Une critique plus détaillée des anciennes recommandations, notamment à propos de RED, figure en section 4. Très intéressante lecture pour les étudiants qui veulent comprendre la congestion et les moyens de la combattre. Le papier originel de RED (Floyd et Van Jacobson, « Random Early Detection (RED) gateways for Congestion Avoidance ») introduisait les deux modes dont j'ai parlé, mode octet et mode paquet. Mais il ne recommandait pas un mode spécifique. Quand RED est devenu la recommandation officielle dans le RFC 2309, cinq ans plus tard, il n'y avait pas encore une recommandation claire (depuis, RED a perdu son statut, cf. RFC 7567). C'est dans les échanges de courrier cités plus haut que s'était forgée petit à petit l'idée qu'il fallait distinguer la mesure de la congestion (en octets ou en paquets) et l'action (même probabilitité d'abandon pour tous les paquets, ou bien une probabilité qui dépend de leur taille).
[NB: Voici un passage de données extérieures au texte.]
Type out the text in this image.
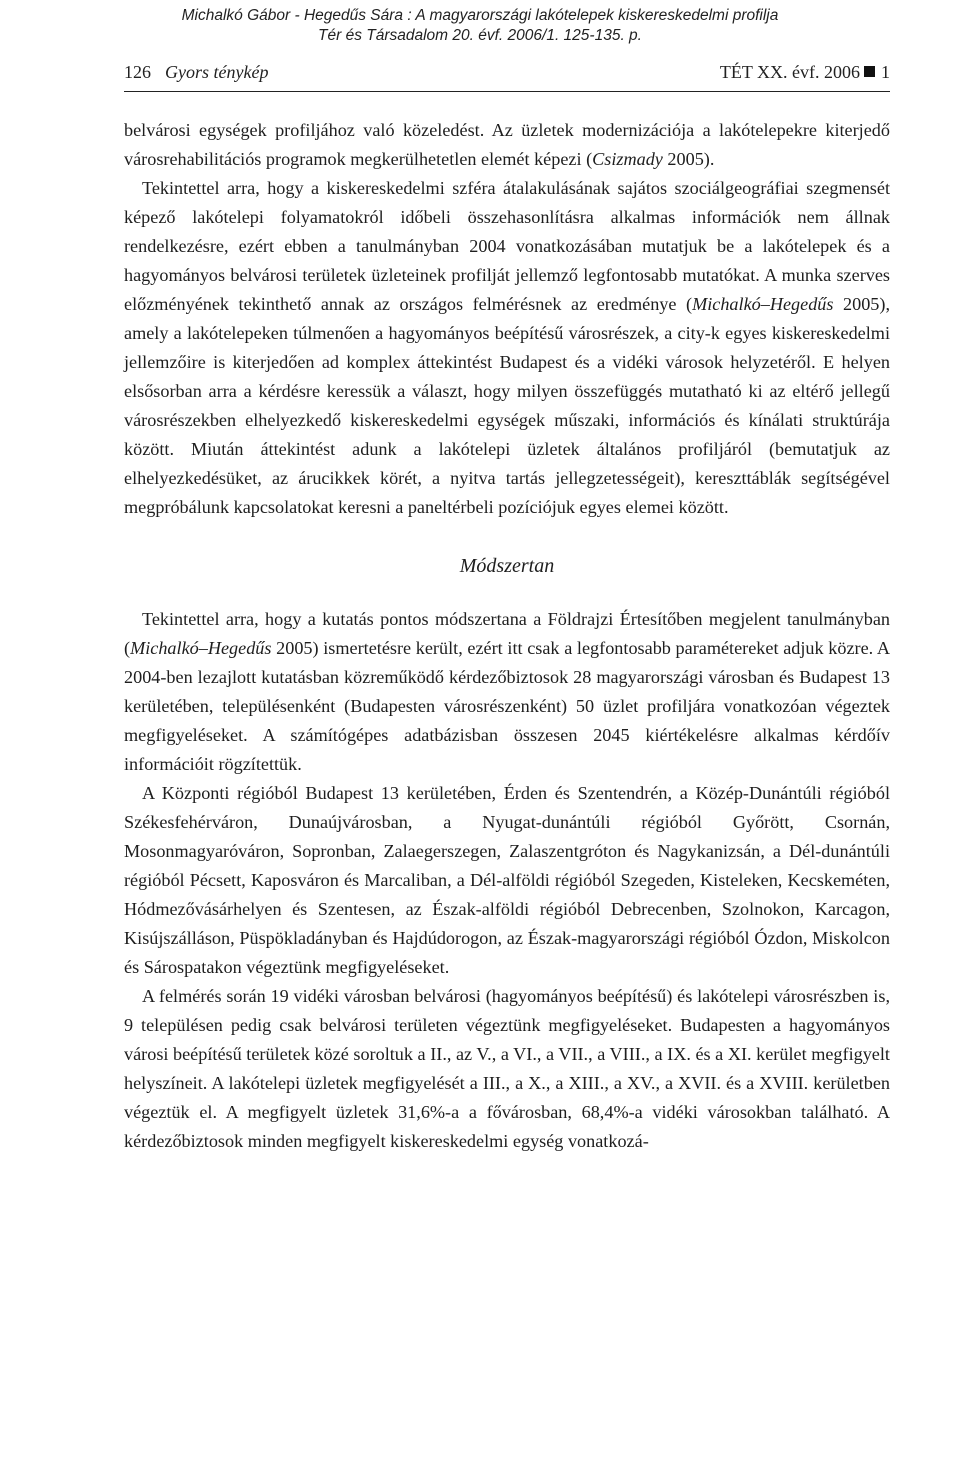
Michalkó Gábor - Hegedűs Sára : A magyarországi lakótelepek kiskereskedelmi profilja
Tér és Társadalom 20. évf. 2006/1. 125-135. p.
126 Gyors ténykép	TÉT XX. évf. 2006 1

belvárosi egységek profiljához való közeledést. Az üzletek modernizációja a lakótelepekre kiterjedő városrehabilitációs programok megkerülhetetlen elemét képezi (Csizmady 2005).

Tekintettel arra, hogy a kiskereskedelmi szféra átalakulásának sajátos szociálgeográfiai szegmensét képező lakótelepi folyamatokról időbeli összehasonlításra alkalmas információk nem állnak rendelkezésre, ezért ebben a tanulmányban 2004 vonatkozásában mutatjuk be a lakótelepek és a hagyományos belvárosi területek üzleteinek profilját jellemző legfontosabb mutatókat. A munka szerves előzményének tekinthető annak az országos felmérésnek az eredménye (Michalkó–Hegedűs 2005), amely a lakótelepeken túlmenően a hagyományos beépítésű városrészek, a city-k egyes kiskereskedelmi jellemzőire is kiterjedően ad komplex áttekintést Budapest és a vidéki városok helyzetéről. E helyen elsősorban arra a kérdésre keressük a választ, hogy milyen összefüggés mutatható ki az eltérő jellegű városrészekben elhelyezkedő kiskereskedelmi egységek műszaki, információs és kínálati struktúrája között. Miután áttekintést adunk a lakótelepi üzletek általános profiljáról (bemutatjuk az elhelyezkedésüket, az árucikkek körét, a nyitva tartás jellegzetességeit), kereszttáblák segítségével megpróbálunk kapcsolatokat keresni a paneltérbeli pozíciójuk egyes elemei között.

Módszertan

Tekintettel arra, hogy a kutatás pontos módszertana a Földrajzi Értesítőben megjelent tanulmányban (Michalkó–Hegedűs 2005) ismertetésre került, ezért itt csak a legfontosabb paramétereket adjuk közre. A 2004-ben lezajlott kutatásban közreműködő kérdezőbiztosok 28 magyarországi városban és Budapest 13 kerületében, településenként (Budapesten városrészenként) 50 üzlet profiljára vonatkozóan végeztek megfigyeléseket. A számítógépes adatbázisban összesen 2045 kiértékelésre alkalmas kérdőív információit rögzítettük.

A Központi régióból Budapest 13 kerületében, Érden és Szentendrén, a Közép-Dunántúli régióból Székesfehérváron, Dunaújvárosban, a Nyugat-dunántúli régióból Győrött, Csornán, Mosonmagyaróváron, Sopronban, Zalaegerszegen, Zalaszentgróton és Nagykanizsán, a Dél-dunántúli régióból Pécsett, Kaposváron és Marcaliban, a Dél-alföldi régióból Szegeden, Kisteleken, Kecskeméten, Hódmezővásárhelyen és Szentesen, az Észak-alföldi régióból Debrecenben, Szolnokon, Karcagon, Kisújszálláson, Püspökladányban és Hajdúdorogon, az Észak-magyarországi régióból Ózdon, Miskolcon és Sárospatakon végeztünk megfigyeléseket.

A felmérés során 19 vidéki városban belvárosi (hagyományos beépítésű) és lakótelepi városrészben is, 9 településen pedig csak belvárosi területen végeztünk megfigyeléseket. Budapesten a hagyományos városi beépítésű területek közé soroltuk a II., az V., a VI., a VII., a VIII., a IX. és a XI. kerület megfigyelt helyszíneit. A lakótelepi üzletek megfigyelését a III., a X., a XIII., a XV., a XVII. és a XVIII. kerületben végeztük el. A megfigyelt üzletek 31,6%-a a fővárosban, 68,4%-a vidéki városokban található. A kérdezőbiztosok minden megfigyelt kiskereskedelmi egység vonatkozá-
La mesure de la congestion n'est pas triviale. Par exemple, un routeur peut avoir une file d'attente packet-congestible (par exemple parce que le routeur utilise un tampon de taille fixe par paquet en attente) mais qui donne accès à une ressource bit-congestible. Que choisir dans ce cas ? Notre RFC dit qu'il faut quand même compter en octets : c'est la congestion de la ressource la plus en aval qu'il faut compter. Cette règle simple à l'avantage de marcher aussi si la file d'attente est plus compliquée, se servant de plusieurs jeux de tampons (des petits, des grands...), chaque jeu étant d'une taille donnée (ce que Cisco nomme buffer carving).
Et s'il n'y a pas de file d'attente à proprement parler ? Par exemple, l'alimentation électrique d'un engin qui communique par radio est en général bit-congestible car la consommation électrique dépend du nombre de bits transmis. Mais il n'existe pas de file d'attente des paquets attendant que la batterie se remplisse. En fait, AQM n'impose pas une file d'attente. D'autres moyens que la longueur de cette file permettent de mesurer la congestion, comme expliqué dans « Resource Control for Elastic Traffic in CDMA Networks » dans le cas de l'exemple de l'engin sans fil.
Le problème d'une discrimination envers les grands paquets n'est pas spécifique aux mécanismes « avancés » d'AQM. Le bête et traditionnel tail-drop (jeter les nouveaux paquets entrants quand la file est pleine) tend à rejeter surtout les grands paquets (s'il y a un peu de place, on n'acceptera que les petits paquets : donc, dès que la file d'attente « avance », les petits paquets la rempliront avant qu'elle n'ait eu le temps de se vider assez pour un grand paquet). Même chose lorsqu'on a plusieurs jeux de tampons et qu'on autorise les petits paquets à occuper les grands tampons.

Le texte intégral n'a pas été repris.